The Post Game Show

Thursday, May 11, 2006

Judge Not, Lest Ye Be Judged First...

Interesting week that was in the life of your favorite sports writer. The last paper dropped Monday evening, and yours truly wrote an editorial about the Duke Rape Case being about white privlege and what I called "the unapologetic devaluation of the black woman and her body" (yes, your boy is a wordsmith, a metaphorical gangster). Upon reading my diatribe against all things pro-white and anti-sista, DSU sports information director Dennis Jones made the understatement of the century; "Chris, they are gonna run you out of here." I laughed my head off because I could imagine the growing caucasian populus at Delaware State being offended and uncomfortable with my piece. Eh, they'll survive.

Then Dennis brought up a valid point. Point being that brothers haven't exactly treated Black women like queens of the Earth either. And I got to thinking about my own transgressions, and it was one of those "damn, I've been had" moments. I instantly thought back to my evil ways which I'm still guilty of projecting onto black women. My angry cries of "y'all ain't s**t" and my assumption that "all females want this, that, and the third in a guy" all went against the stuff I wrote. Damn, I feel like a big ol' hypocrite.

I do believe that I have to stand up for myself as to not be taken advantage of by random females, but sometimes I go overboard and project my bitterness, insecurities, assumptions and general hatred onto other women, 85 percent of which don't deserve it. I know I'm wrong, but it's like someone with an addiction, a vice, a thing if you will. It's hard to kick a habit that you know so well, and almost find comfort in. It's almost a perverse feeling, like I get off on telling women off. That's not good at all.

And it's not like I don't love black women, I mean my mother is one of the greatest I know for crying out loud. Yet, now that I've realized that not every woman is going to care about me the way she does, it's almost like "to hell with all y'all." I do love sistas who are real, independent, successful, sweet, kind, caring, intelligent, funny, good looking, average looking, all of the above. But the few bad apples I seem to consistently run into spoil the bunch.
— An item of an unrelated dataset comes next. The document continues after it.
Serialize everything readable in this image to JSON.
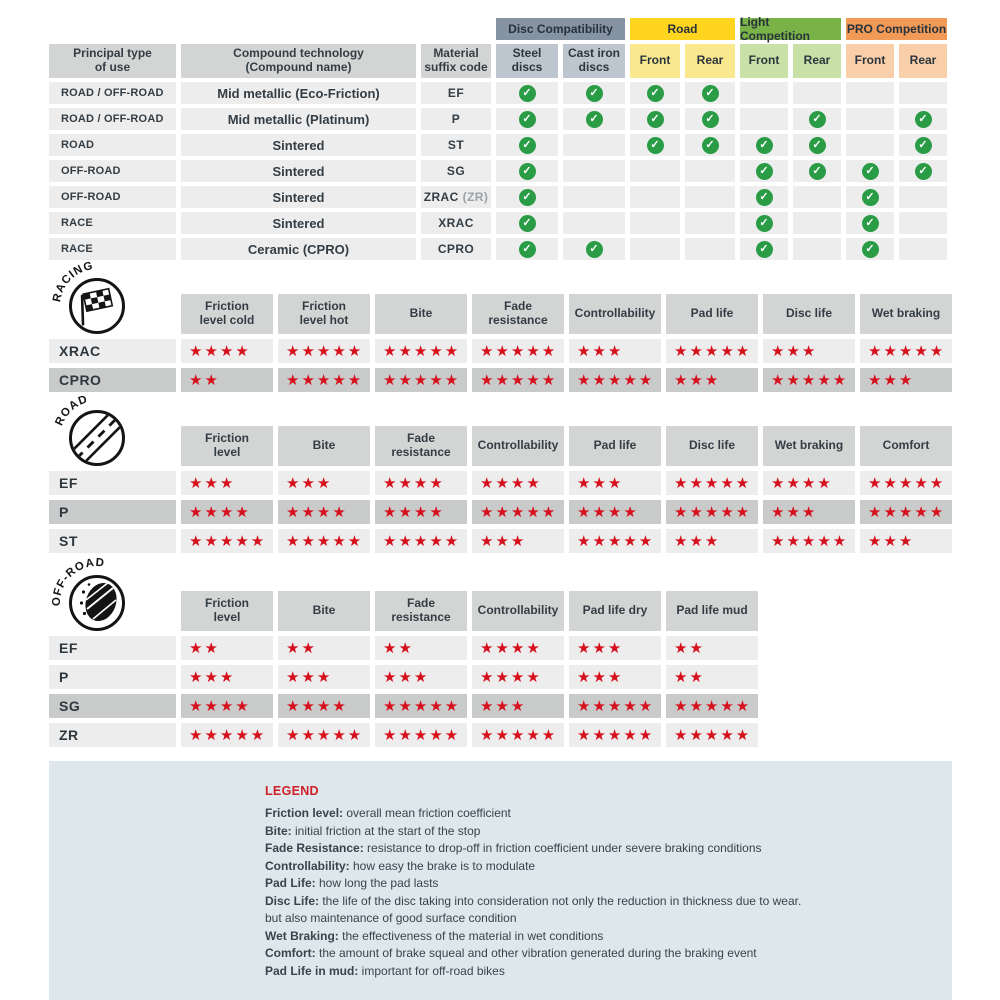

It's a tough situation that I hope I can break out of in the near future. Then maybe I won't be such a hypocrite.

6 Comments:

  • At 9:39 PM, Blogger Jameil said…

    you have got to break free of the bitterness lest you find yourself alone. bitterness is attractive to no one. i've put one of my crew on silent lunch (well i'm not talking to her this wk) b/c she is too bitter. i don't need her negativity infiltrating my world. really, not ever. but i don't think there's a way to make a clean break.

    we all get hurt, but its how you handle it that will determine your success. "the one" will get away if you hold on to "the few bad apples I seem to consistently run into spoil the bunch." you can absolutely do it. i have faith in you! go forth and conquer!

     
  • At 4:43 AM, Blogger Darren Sands said…

    Leave it to Chris to find that 15 percent..LOL

     
  • At 8:36 PM, Anonymous Anonymous said…

    Right. And the reality is that ... and this is hard to swallow, even for me ... all it takes is one. It's not supposed to be roses and cartwheels for every person that you interact with.
    It's only supposed to work out with one. The one (ok, or two or three) who you marry.
    She's out there. Take hope.

     
  • At 9:27 AM, Blogger Sherlon Christie said…

    start taking Darren's, Marcus' and my advice.

     
  • At 9:15 PM, Blogger Jameil said…

    any backlash?

     
  • At 4:46 PM, Blogger journiemajor said…

    I completely agree with Jameil. The whole dating scene is about finding out what you do and don't want. And after dealing with some bad apples, the next time you run into one, you should be able to recognize the flaws right off the bat and steer away from them.

    But it's been said time and time again. You can't let a few inconsiderate shallow people keep you from being the man you are and the man you are to become. When you become confident about yourself and where you're going, other people will take notice and will be attracted to you.